The Border Watch
- The cover of The Border Watch (c. 2012)
- Type: Newspaper
- Format: Tabloid
- Owner: TBW Today Pty Ltd
- Founder: A F Laurie
- News editor: Elisabeth Champion
- Founded: April 26, 1861; 164 years ago
- Language: English
- Headquarters: Level 1, 1 Commercial Street East Mount Gambier, South Australia
- City: Mount Gambier
- Country: Australia
- ISSN: 1329-5195
- Website: borderwatch.com.au

= The Border Watch =

Newspaper in South Australia

The Border Watch is an Australian newspaper based in Mount Gambier, South Australia, as of October 2020 owned by TBW Today Pty Ltd. The paper services Mount Gambier, the South Australian Limestone Coast, and parts of Western Victoria. It is the oldest and largest regional newspaper in South Australia. After 159 years of publishing the newspaper (along with sister publications The Pennant and the South Eastern Times) was briefly discontinued on 21 August 2020. However, The Border Watch resumed operation, under a consortium of new publishing owners, in an initial weekly format on 16 October 2020.

==History==
The Border Watch was first published on 26 April 1861 by proprietor and editor Andrew Frederick Laurie (1843–1920), aided by his brother Park Laurie (1846–1928) and their mother, the widow of the Rev. Alexander Laurie, first Presbyterian minister of nearby Portland, Victoria. It started as a 4-page, single broadsheet weekly in Gambierton, as Mount Gambier township was then known. John Watson (ca.1842 – 13 December 1925) joined in 1863 as editor, and he and A. F. Laurie as publisher managed the company for the next 50 years. Laurie was president of the Mount Gambier Racing Club from its inception and Watson was Mount Gambier's first mayor. Laurie and Watson founded The Narracoorte Herald in 1875, run initially by Archibald Caldwell and John Baxter Mather, and taken over in 1880 by Mather and George Ash.

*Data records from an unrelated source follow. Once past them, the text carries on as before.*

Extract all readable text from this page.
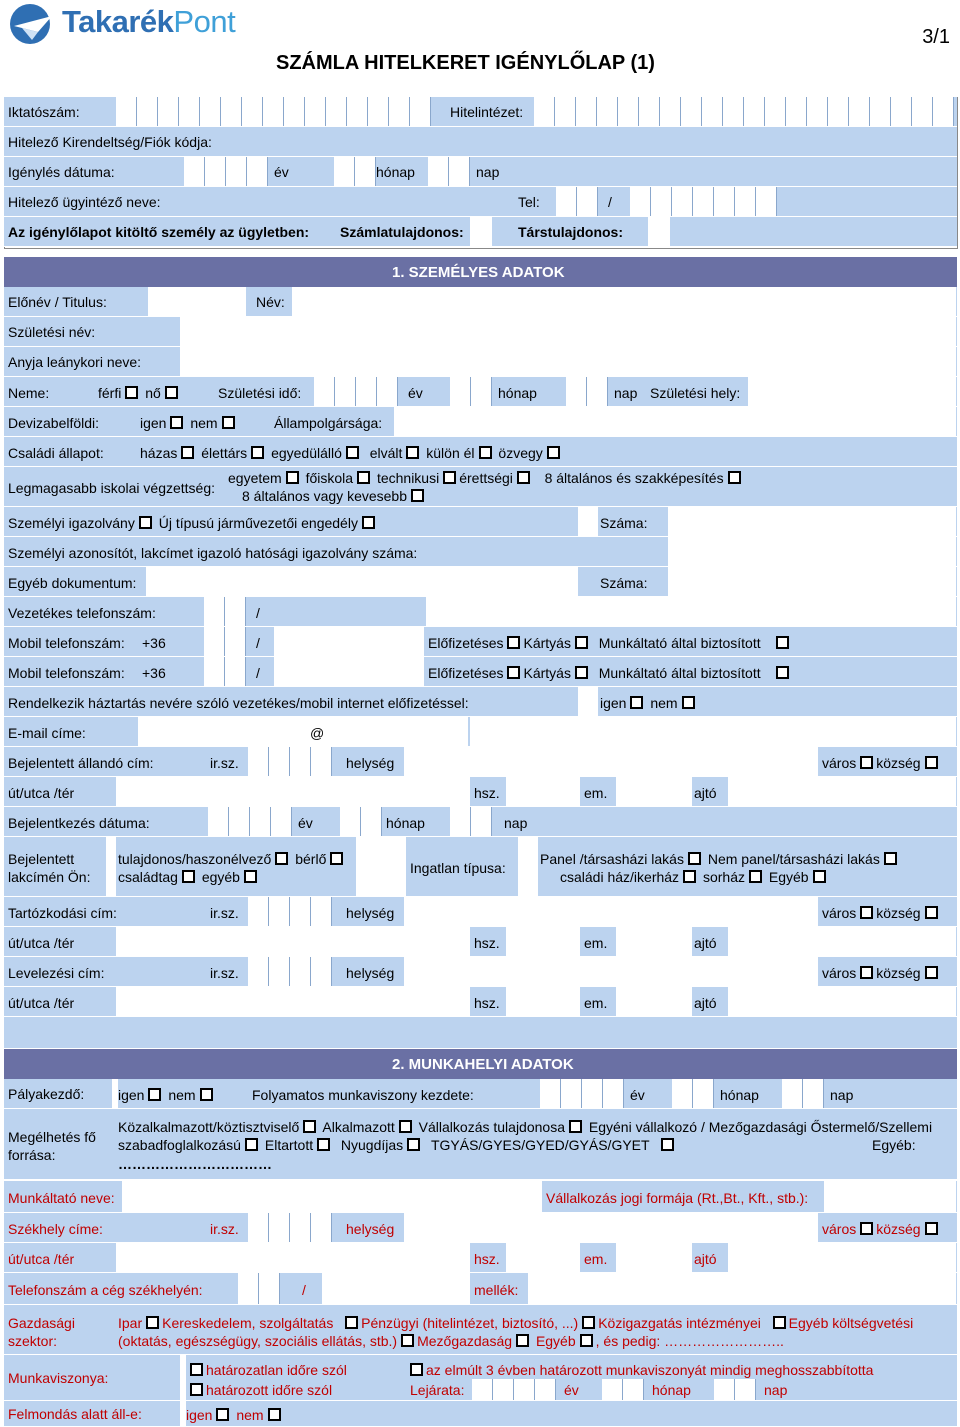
TakarékPont	3/1
SZÁMLA HITELKERET IGÉNYLŐLAP (1)
Iktatószám:	Hitelintézet:
Hitelező Kirendeltség/Fiók kódja:
Igénylés dátuma:	év	hónap	nap
Hitelező ügyintéző neve:	Tel:	/
Az igénylőlapot kitöltő személy az ügyletben: Számlatulajdonos:	Társtulajdonos:
1. SZEMÉLYES ADATOK
Előnév / Titulus:	Név:
Születési név:
Anyja leánykori neve:
Neme:	férfi nő	Születési idő:	év	hónap	nap Születési hely:
Devizabelföldi:	igen nem	Állampolgársága:
Családi állapot:	házas élettárs egyedülálló elvált külön él özvegy
Legmagasabb iskolai végzettség:
egyetem főiskola technikusi érettségi 8 általános és szakképesítés
8 általános vagy kevesebb
Személyi igazolvány Új típusú járművezetői engedély	Száma:
Személyi azonosítót, lakcímet igazoló hatósági igazolvány száma:
Egyéb dokumentum:	Száma:
Vezetékes telefonszám:	/
Mobil telefonszám: +36	/	Előfizetéses Kártyás Munkáltató által biztosított
Mobil telefonszám: +36	/	Előfizetéses Kártyás Munkáltató által biztosított
Rendelkezik háztartás nevére szóló vezetékes/mobil internet előfizetéssel:	igen nem
E-mail címe:	@
Bejelentett állandó cím:	ir.sz.	helység	város község
út/utca /tér	hsz.	em.	ajtó
Bejelentkezés dátuma:	év	hónap	nap
Bejelentett
lakcímén Ön:
tulajdonos/haszonélvező bérlő
családtag egyéb
Ingatlan típusa:
Panel /társasházi lakás Nem panel/társasházi lakás
családi ház/ikerház sorház Egyéb
Tartózkodási cím:	ir.sz.	helység	város község
út/utca /tér	hsz.	em.	ajtó
Levelezési cím:	ir.sz.	helység	város község
út/utca /tér	hsz.	em.	ajtó
2. MUNKAHELYI ADATOK
Pályakezdő: igen nem	Folyamatos munkaviszony kezdete:	év	hónap	nap
Megélhetés fő
forrása:
Közalkalmazott/köztisztviselő Alkalmazott Vállalkozás tulajdonosa Egyéni vállalkozó / Mezőgazdasági Őstermelő/Szellemi
szabadfoglalkozású Eltartott Nyugdíjas TGYÁS/GYES/GYED/GYÁS/GYET	Egyéb:
……………………………
Munkáltató neve:	Vállalkozás jogi formája (Rt.,Bt., Kft., stb.):
Székhely címe:	ir.sz.	helység	város község
út/utca /tér	hsz.	em.	ajtó
Telefonszám a cég székhelyén:	/	mellék:
Gazdasági
szektor:
Ipar Kereskedelem, szolgáltatás Pénzügyi (hitelintézet, biztosító, ...) Közigazgatás intézményei Egyéb költségvetési
(oktatás, egészségügy, szociális ellátás, stb.) Mezőgazdaság Egyéb , és pedig: ……………………..
Munkaviszonya:	határozatlan időre szól	az elmúlt 3 évben határozott munkaviszonyát mindig meghosszabbította
határozott időre szól	Lejárata:	év	hónap	nap
Felmondás alatt áll-e:	igen nem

The newspaper went on to incorporate two rivals: the biweekly Mount Gambier Standard (3 May 1866 – 1874), and the South Eastern Star (2 October 1877 – 13 October 1930), which had been run by James Fletcher Jones. It also owned and printed the weekly newspaper The Pennant, which services Penola and district, and the South Eastern Times at Millicent.

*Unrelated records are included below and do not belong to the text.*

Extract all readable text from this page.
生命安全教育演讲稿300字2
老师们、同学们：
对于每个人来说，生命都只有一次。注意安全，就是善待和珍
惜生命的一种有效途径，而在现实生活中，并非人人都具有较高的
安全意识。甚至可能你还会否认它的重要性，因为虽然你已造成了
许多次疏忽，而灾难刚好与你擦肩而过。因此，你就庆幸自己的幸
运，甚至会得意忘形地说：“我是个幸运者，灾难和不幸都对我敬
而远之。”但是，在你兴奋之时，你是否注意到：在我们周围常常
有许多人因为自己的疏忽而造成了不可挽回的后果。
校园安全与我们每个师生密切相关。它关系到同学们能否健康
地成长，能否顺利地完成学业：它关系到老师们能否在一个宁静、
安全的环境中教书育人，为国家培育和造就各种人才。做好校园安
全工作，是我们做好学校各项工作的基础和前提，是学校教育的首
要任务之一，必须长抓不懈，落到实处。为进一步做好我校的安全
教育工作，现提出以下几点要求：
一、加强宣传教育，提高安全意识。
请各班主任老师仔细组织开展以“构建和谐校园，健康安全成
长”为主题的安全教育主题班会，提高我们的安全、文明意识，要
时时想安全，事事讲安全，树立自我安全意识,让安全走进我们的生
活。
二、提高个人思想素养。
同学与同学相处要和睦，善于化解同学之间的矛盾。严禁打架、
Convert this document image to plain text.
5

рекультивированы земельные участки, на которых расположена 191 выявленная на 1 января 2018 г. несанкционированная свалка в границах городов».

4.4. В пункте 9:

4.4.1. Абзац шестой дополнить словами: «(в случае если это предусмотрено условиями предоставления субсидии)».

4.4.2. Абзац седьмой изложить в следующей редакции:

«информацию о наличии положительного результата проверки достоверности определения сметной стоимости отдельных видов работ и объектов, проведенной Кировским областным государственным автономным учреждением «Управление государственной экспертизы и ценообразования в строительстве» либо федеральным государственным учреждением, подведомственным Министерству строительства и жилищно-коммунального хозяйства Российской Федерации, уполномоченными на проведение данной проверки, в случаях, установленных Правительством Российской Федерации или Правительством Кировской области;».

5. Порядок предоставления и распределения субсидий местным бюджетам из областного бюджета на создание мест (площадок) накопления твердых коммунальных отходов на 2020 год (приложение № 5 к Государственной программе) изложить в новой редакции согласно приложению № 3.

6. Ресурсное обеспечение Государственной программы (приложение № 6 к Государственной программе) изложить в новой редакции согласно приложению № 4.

The newspaper was eventually bought by transport businessman, Alan Scott in 1977. In 2006, prominent editorial staff resigned or took leave due to the perceived interference of the newspaper's owner. Scott died in 2008 and the business remained in the family as part of The Border Watch Media Group (which also controlled The Pennant and the South Eastern Times). On 21 August 2020, as a result of losses due to the pandemic, all three newspapers were discontinued with the loss of 38 jobs.

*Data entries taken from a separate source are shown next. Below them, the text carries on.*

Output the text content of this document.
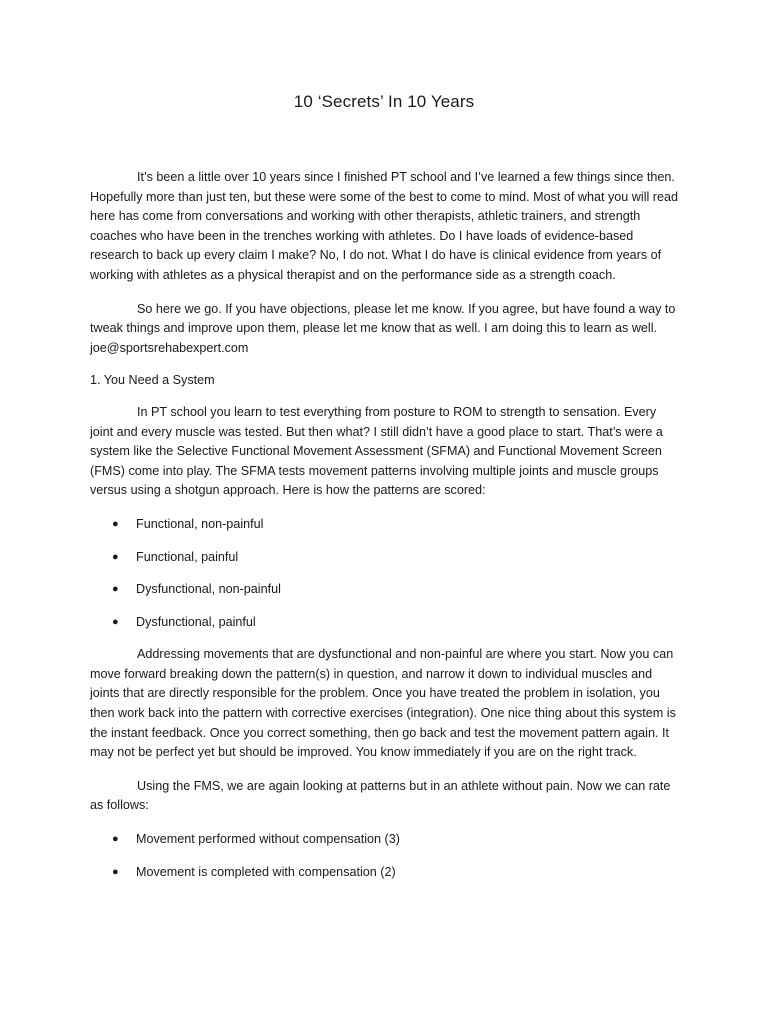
10 ‘Secrets’ In 10 Years

It’s been a little over 10 years since I finished PT school and I’ve learned a few things since then. Hopefully more than just ten, but these were some of the best to come to mind. Most of what you will read here has come from conversations and working with other therapists, athletic trainers, and strength coaches who have been in the trenches working with athletes. Do I have loads of evidence-based research to back up every claim I make? No, I do not. What I do have is clinical evidence from years of working with athletes as a physical therapist and on the performance side as a strength coach.

So here we go. If you have objections, please let me know. If you agree, but have found a way to tweak things and improve upon them, please let me know that as well. I am doing this to learn as well. joe@sportsrehabexpert.com

1. You Need a System

In PT school you learn to test everything from posture to ROM to strength to sensation. Every joint and every muscle was tested. But then what? I still didn’t have a good place to start. That’s were a system like the Selective Functional Movement Assessment (SFMA) and Functional Movement Screen (FMS) come into play. The SFMA tests movement patterns involving multiple joints and muscle groups versus using a shotgun approach. Here is how the patterns are scored:

● Functional, non-painful
● Functional, painful
● Dysfunctional, non-painful
● Dysfunctional, painful

Addressing movements that are dysfunctional and non-painful are where you start. Now you can move forward breaking down the pattern(s) in question, and narrow it down to individual muscles and joints that are directly responsible for the problem. Once you have treated the problem in isolation, you then work back into the pattern with corrective exercises (integration). One nice thing about this system is the instant feedback. Once you correct something, then go back and test the movement pattern again. It may not be perfect yet but should be improved. You know immediately if you are on the right track.

Using the FMS, we are again looking at patterns but in an athlete without pain. Now we can rate as follows:

● Movement performed without compensation (3)
● Movement is completed with compensation (2)
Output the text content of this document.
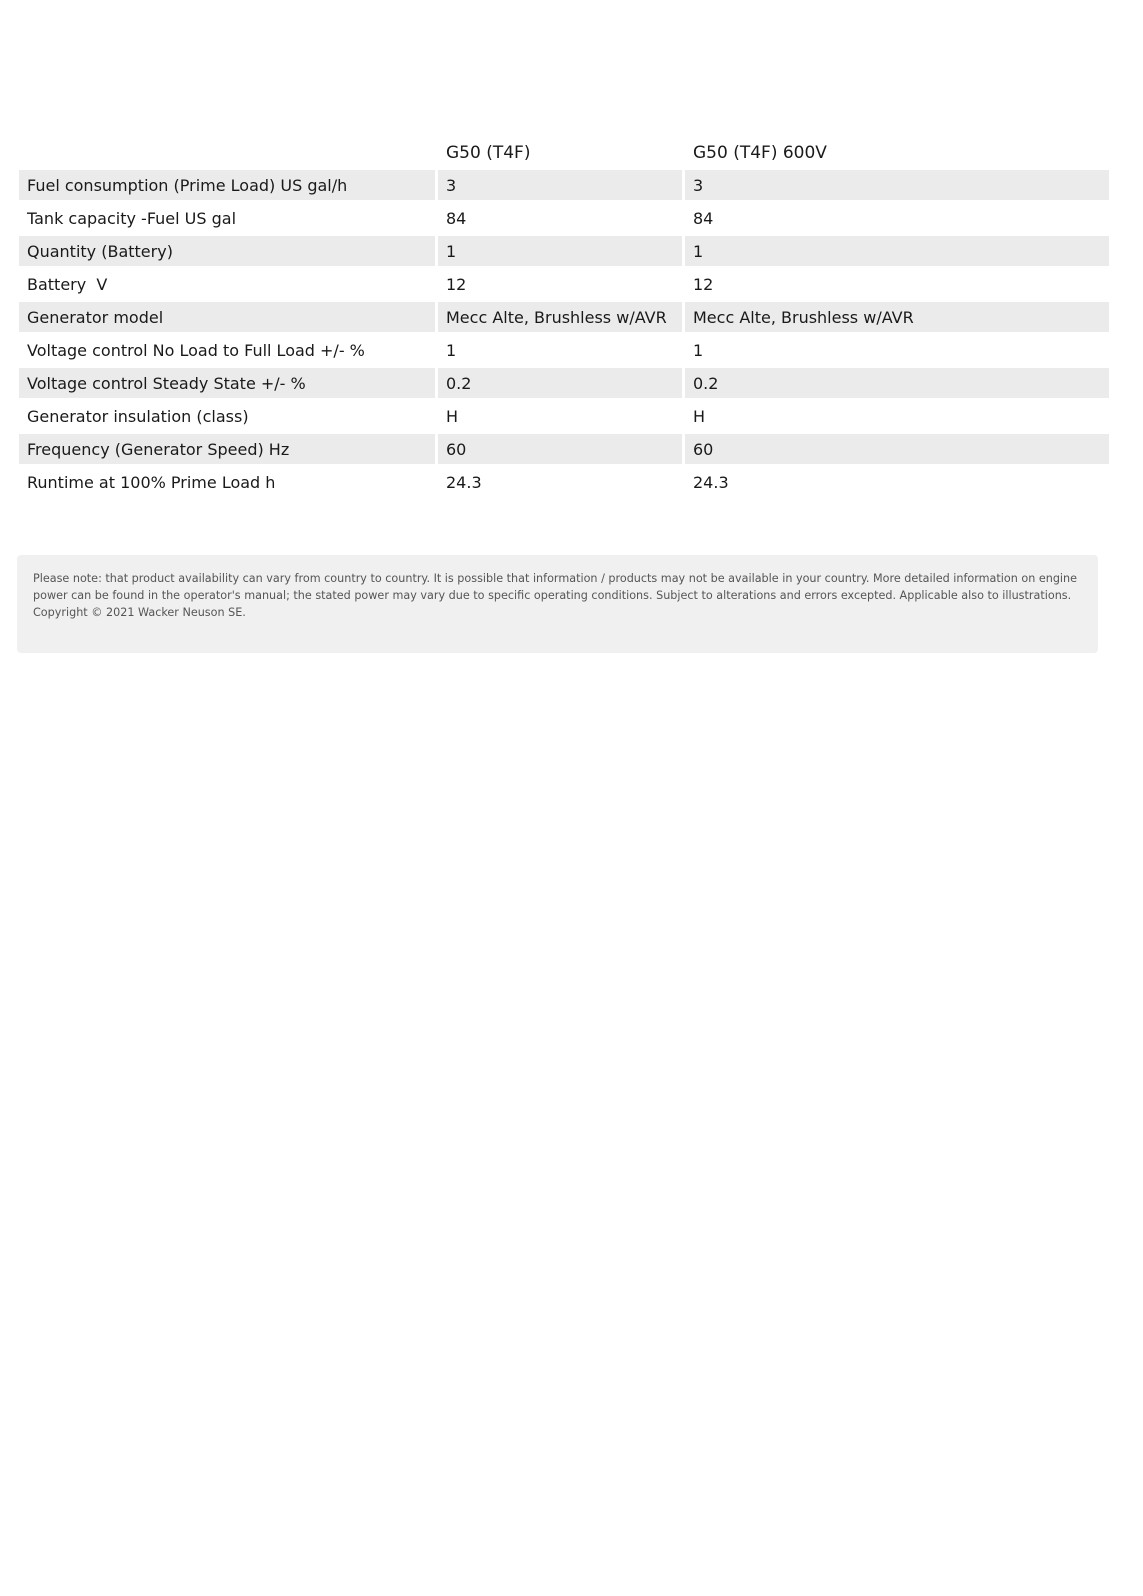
	G50 (T4F)	G50 (T4F) 600V
Fuel consumption (Prime Load) US gal/h	3	3
Tank capacity -Fuel US gal	84	84
Quantity (Battery)	1	1
Battery  V	12	12
Generator model	Mecc Alte, Brushless w/AVR	Mecc Alte, Brushless w/AVR
Voltage control No Load to Full Load +/- %	1	1
Voltage control Steady State +/- %	0.2	0.2
Generator insulation (class)	H	H
Frequency (Generator Speed) Hz	60	60
Runtime at 100% Prime Load h	24.3	24.3
Please note: that product availability can vary from country to country. It is possible that information / products may not be available in your country. More detailed information on engine power can be found in the operator's manual; the stated power may vary due to specific operating conditions. Subject to alterations and errors excepted. Applicable also to illustrations.
Copyright © 2021 Wacker Neuson SE.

However, a revitalised The Border Watch later announced on 24 September that it would return to print, initially in a weekly format, from 16 October 2020. The new owner, TBW Today Pty Ltd, represents a partnership of independent newspaper owners from South Australia (i.e. Andrew Manuel of the Plains Producer), Victoria, and a Queensland media consultant.

On 26 April 2021, The Border Watch celebrated its 160th anniversary.

On 26 April 2026, The Border Watch celebrated its 165th anniversary.

==Awards==
It won the "Best Newspaper" category in the South Australian Country Press Awards in 2004, 2010, 2011, 2012, 2013 and 2018, as well as 2021.